- Kenyan legislators have given President Mwai Kibaki a go-head to deploy the military in the contested Migingo islands in the Lake Victoria in case diplomacy fails. This is despite the Ugandan government having vowed to solve the disputed island with diplomacy.
The Members of Parliament passed a motion yesterday approving the deployment of military in the contested island, saying the Ugandan government was dragging its feet to resolve the land squabble.
However the Ugandan government has described the motion as a joke insisting the row is a small issue that does not warrant military deployment.
Local media reported the Uganda Media Center boss, Fred Opolot saying: “We are not taking this motion seriously because these were just few MPs who take the advantage of the absence of other MPs to pass this unfortunate motion.”
Earlier this month, Uganda's President Yoweri Museveni sparked fury among legislators when he said the disputed Migingo islands currently under Uganda control belonged to Kenya but the water around the Island was Ugandan.
The MP’s said the comments made by President Museveni were an insult and derogatory to the Kenyan government and its people.

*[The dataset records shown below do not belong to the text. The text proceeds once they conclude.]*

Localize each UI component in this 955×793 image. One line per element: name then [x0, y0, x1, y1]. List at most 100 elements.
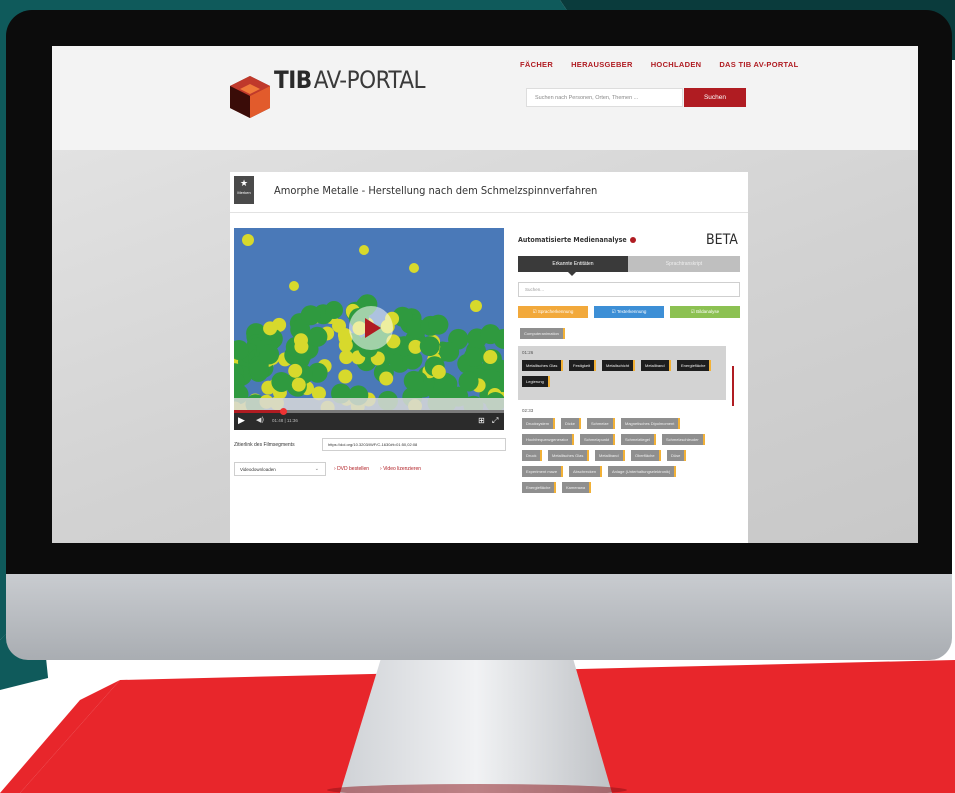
- group-timestamp: 01:26: [522, 350, 534, 355]
- ball: [294, 339, 309, 354]
- nav-herausgeber[interactable]: HERAUSGEBER: [571, 60, 633, 69]
- entity-tag[interactable]: Oberfläche: [631, 450, 661, 461]
- segment-bar: [234, 398, 504, 410]
- ball: [379, 371, 394, 386]
- ball: [403, 370, 424, 391]
- ball: [463, 346, 484, 367]
- page-title: Amorphe Metalle - Herstellung nach dem S…: [274, 184, 598, 197]
- filter-label: Bildanalyse: [696, 309, 720, 314]
- entity-tag[interactable]: Druck: [522, 450, 543, 461]
- entity-tag[interactable]: Metallschicht: [602, 360, 636, 371]
- ball: [259, 344, 280, 365]
- entity-tag[interactable]: Experiment maze: [522, 466, 564, 477]
- ball: [409, 263, 419, 273]
- ball: [271, 371, 292, 392]
- entity-tag[interactable]: Kamerawa: [562, 482, 592, 493]
- video-controls: ▶ ◀) 01:48 | 11:36 ⊞ ⤢: [234, 408, 504, 430]
- entity-tag[interactable]: Metallisches Glas: [522, 360, 564, 371]
- entity-tag[interactable]: Düse: [667, 450, 687, 461]
- ball: [325, 301, 343, 319]
- analysis-search-input[interactable]: Suchen...: [518, 282, 740, 297]
- star-icon: ★: [239, 178, 249, 188]
- nav-faecher[interactable]: FÄCHER: [520, 60, 553, 69]
- entity-tag[interactable]: Drucksystem: [522, 418, 556, 429]
- filter-spracherkennung[interactable]: ☑ Spracherkennung: [518, 306, 588, 318]
- download-select-value: Videodownloaden: [240, 467, 276, 472]
- search-button[interactable]: Suchen: [684, 88, 746, 107]
- chevron-down-icon: ⌄: [314, 466, 319, 472]
- entity-tag[interactable]: Metallisches Glas: [548, 450, 590, 461]
- filter-bildanalyse[interactable]: ☑ Bildanalyse: [670, 306, 740, 318]
- entity-tag[interactable]: Legierung: [522, 376, 550, 387]
- ball: [289, 281, 299, 291]
- screen: TIBAV-PORTAL FÄCHER HERAUSGEBER HOCHLADE…: [52, 46, 918, 543]
- analysis-title-text: Automatisierte Medienanalyse: [518, 236, 627, 244]
- ball: [439, 341, 460, 362]
- video-frame: [234, 234, 504, 410]
- site-logo[interactable]: TIBAV-PORTAL: [274, 66, 425, 94]
- video-player[interactable]: [234, 228, 504, 410]
- tab-sprachtranskript[interactable]: Sprachtranskript: [628, 256, 740, 272]
- entity-tag[interactable]: Computeranimation: [520, 328, 565, 339]
- ball: [359, 245, 369, 255]
- entity-tag[interactable]: Hochfrequenzgenerator: [522, 434, 575, 445]
- monitor-chin: [6, 574, 952, 660]
- play-icon[interactable]: ▶: [238, 416, 245, 426]
- analysis-title: Automatisierte Medienanalyse: [518, 236, 636, 244]
- ball: [300, 305, 321, 326]
- filter-label: Texterkennung: [616, 309, 647, 314]
- entity-tag[interactable]: Magnetisches Dipolmoment: [621, 418, 681, 429]
- fullscreen-icon[interactable]: ⤢: [492, 416, 498, 426]
- content-panel: ★ Merken Amorphe Metalle - Herstellung n…: [230, 172, 748, 543]
- main-nav: FÄCHER HERAUSGEBER HOCHLADEN DAS TIB AV-…: [520, 60, 798, 69]
- entity-tag[interactable]: Schmelztiegel: [621, 434, 656, 445]
- order-dvd-label: DVD bestellen: [337, 466, 370, 472]
- merken-button[interactable]: ★ Merken: [234, 176, 254, 204]
- volume-icon[interactable]: ◀): [256, 416, 264, 424]
- ball: [332, 318, 347, 333]
- entity-tag[interactable]: Schmelzpunkt: [580, 434, 616, 445]
- entity-tag[interactable]: Schmelze: [587, 418, 615, 429]
- download-select[interactable]: Videodownloaden ⌄: [234, 462, 326, 476]
- search-input[interactable]: Suchen nach Personen, Orten, Themen ...: [526, 88, 683, 107]
- entity-tag[interactable]: Anlage (Unterhaltungselektronik): [608, 466, 677, 477]
- filter-texterkennung[interactable]: ☑ Texterkennung: [594, 306, 664, 318]
- entity-tag[interactable]: Energiefläche: [522, 482, 557, 493]
- ball: [483, 350, 498, 365]
- scrollbar-thumb[interactable]: [732, 366, 734, 406]
- site-header: TIBAV-PORTAL FÄCHER HERAUSGEBER HOCHLADE…: [52, 46, 918, 150]
- progress-handle[interactable]: [279, 408, 287, 415]
- entity-tag[interactable]: Festigkeit: [569, 360, 597, 371]
- entity-tag[interactable]: Metallband: [641, 360, 671, 371]
- entity-tag[interactable]: Energiefläche: [677, 360, 712, 371]
- ball: [338, 369, 353, 384]
- ball: [470, 300, 482, 312]
- info-icon[interactable]: [629, 237, 636, 243]
- highlighted-group: [518, 346, 726, 400]
- entity-tag[interactable]: Abschrecken: [569, 466, 603, 477]
- nav-das-tib-av-portal[interactable]: DAS TIB AV-PORTAL: [719, 60, 798, 69]
- logo-cube-icon[interactable]: [228, 74, 272, 120]
- add-segment-icon[interactable]: ⊞: [478, 416, 485, 425]
- ball: [263, 321, 278, 336]
- logo-bold: TIB: [274, 66, 312, 94]
- logo-rest: AV-PORTAL: [313, 66, 426, 94]
- ball: [431, 364, 446, 379]
- ball: [480, 324, 501, 345]
- entity-tag[interactable]: Dicke: [561, 418, 582, 429]
- ball: [339, 350, 354, 365]
- progress-bar[interactable]: [234, 408, 504, 415]
- order-dvd-link[interactable]: › DVD bestellen: [334, 466, 369, 472]
- ball: [288, 363, 303, 378]
- progress-fill: [234, 410, 283, 413]
- time-display: 01:48 | 11:36: [272, 418, 298, 423]
- ball: [458, 371, 479, 392]
- entity-tag[interactable]: Metallband: [595, 450, 625, 461]
- divider: [230, 212, 748, 213]
- nav-hochladen[interactable]: HOCHLADEN: [651, 60, 702, 69]
- entity-tag[interactable]: Schmelzschleuder: [662, 434, 705, 445]
- beta-label: BETA: [706, 232, 738, 248]
- tab-erkannte-entitaeten[interactable]: Erkannte Entitäten: [518, 256, 628, 276]
- license-video-link[interactable]: › Video lizenzieren: [380, 466, 421, 472]
- cite-link-field[interactable]: https://doi.org/10.3203/IWF/C-1630#t=01:…: [322, 438, 506, 451]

Uganda believes that the passing of the motion does not define general consensus of Kenyan parliament, saying there were few legislators in parliament who took advantage of the situation.

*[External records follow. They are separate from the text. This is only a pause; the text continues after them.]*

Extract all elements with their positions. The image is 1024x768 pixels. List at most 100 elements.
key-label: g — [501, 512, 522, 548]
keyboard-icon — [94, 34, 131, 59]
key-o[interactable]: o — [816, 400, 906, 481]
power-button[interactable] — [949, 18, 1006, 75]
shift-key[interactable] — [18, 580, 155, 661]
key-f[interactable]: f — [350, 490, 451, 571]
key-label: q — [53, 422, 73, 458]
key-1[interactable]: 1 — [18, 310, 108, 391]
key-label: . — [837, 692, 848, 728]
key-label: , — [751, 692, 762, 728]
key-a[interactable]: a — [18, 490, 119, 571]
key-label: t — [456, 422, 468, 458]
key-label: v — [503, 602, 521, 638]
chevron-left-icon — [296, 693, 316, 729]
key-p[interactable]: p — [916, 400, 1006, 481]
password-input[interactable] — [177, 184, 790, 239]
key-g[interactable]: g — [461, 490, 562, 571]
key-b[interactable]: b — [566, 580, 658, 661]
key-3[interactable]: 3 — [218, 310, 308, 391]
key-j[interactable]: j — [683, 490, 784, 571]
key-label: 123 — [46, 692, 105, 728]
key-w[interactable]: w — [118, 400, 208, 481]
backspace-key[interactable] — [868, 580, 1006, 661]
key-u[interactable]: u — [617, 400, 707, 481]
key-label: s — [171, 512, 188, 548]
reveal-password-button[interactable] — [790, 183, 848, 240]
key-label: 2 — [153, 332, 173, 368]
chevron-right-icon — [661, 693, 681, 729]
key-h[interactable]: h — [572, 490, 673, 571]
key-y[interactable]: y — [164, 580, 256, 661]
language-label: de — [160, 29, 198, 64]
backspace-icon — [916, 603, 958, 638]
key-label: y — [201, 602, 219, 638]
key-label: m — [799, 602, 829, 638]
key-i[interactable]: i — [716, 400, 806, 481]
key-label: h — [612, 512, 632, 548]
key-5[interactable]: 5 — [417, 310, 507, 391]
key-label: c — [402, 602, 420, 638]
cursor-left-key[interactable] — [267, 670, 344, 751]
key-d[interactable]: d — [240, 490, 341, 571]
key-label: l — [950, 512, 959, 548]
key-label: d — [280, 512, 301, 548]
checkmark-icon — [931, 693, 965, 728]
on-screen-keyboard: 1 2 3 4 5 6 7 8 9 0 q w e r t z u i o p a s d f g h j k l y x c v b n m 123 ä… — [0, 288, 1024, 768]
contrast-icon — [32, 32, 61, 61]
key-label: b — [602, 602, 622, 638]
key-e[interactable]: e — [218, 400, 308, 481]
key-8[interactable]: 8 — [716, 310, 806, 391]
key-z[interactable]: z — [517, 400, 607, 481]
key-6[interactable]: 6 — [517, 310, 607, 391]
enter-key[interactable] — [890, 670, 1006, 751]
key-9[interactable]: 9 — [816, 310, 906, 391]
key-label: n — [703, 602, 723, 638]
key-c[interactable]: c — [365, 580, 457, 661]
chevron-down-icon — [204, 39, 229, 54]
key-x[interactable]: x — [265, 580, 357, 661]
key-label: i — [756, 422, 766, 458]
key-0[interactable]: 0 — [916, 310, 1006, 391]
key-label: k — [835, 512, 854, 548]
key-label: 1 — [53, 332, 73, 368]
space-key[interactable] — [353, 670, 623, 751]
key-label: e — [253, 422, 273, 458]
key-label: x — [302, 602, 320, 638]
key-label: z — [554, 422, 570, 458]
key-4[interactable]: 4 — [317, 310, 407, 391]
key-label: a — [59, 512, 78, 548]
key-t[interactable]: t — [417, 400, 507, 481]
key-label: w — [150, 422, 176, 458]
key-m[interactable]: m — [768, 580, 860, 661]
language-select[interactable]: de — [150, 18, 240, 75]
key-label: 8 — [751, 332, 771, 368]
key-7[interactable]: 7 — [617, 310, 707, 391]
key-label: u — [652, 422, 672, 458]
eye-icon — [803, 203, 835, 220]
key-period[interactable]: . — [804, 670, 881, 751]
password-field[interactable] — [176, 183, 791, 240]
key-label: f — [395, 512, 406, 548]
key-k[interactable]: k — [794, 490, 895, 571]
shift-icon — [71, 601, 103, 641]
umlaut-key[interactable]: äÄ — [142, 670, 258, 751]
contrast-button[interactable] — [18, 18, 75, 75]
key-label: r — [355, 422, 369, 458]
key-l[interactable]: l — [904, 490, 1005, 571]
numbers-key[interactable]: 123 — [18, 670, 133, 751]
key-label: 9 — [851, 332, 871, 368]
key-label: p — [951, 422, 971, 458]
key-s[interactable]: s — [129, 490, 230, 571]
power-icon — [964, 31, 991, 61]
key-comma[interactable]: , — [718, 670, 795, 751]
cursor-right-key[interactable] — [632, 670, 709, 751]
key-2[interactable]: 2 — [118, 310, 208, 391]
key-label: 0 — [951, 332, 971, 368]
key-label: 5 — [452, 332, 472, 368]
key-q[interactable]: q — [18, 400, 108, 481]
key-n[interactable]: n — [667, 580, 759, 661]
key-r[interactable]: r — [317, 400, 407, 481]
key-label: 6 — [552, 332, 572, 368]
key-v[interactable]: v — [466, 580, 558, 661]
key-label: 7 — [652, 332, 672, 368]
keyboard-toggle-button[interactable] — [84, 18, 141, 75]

The Motion also urged President Kibaki, as the Commander in Chief to use all resources at his disposal to reclaim the Kenyan land.
Kenya and Uganda have been in a bitter spat over the ownership of one of the smallest of the Migingo islands which Uganda has laid a claim on since 2008 though it is closer to the Kenyan borders.
Uganda has occupied the island since 2004 but Kenya maintains that it is on its side of the border. Tensions began to rise when Ugandan security began charging Kenyans residency fees on the island.
Waters around Migingo are rich in fish, whereas other parts of Lake Victoria have been decimated by over-exploitation.
Earlier this month, the two East African nations began a joint survey to verify ownership of the Migingos in the Lake Victoria. The exercise was due to last two months, with both countries' experts to consult the colonial demarcations.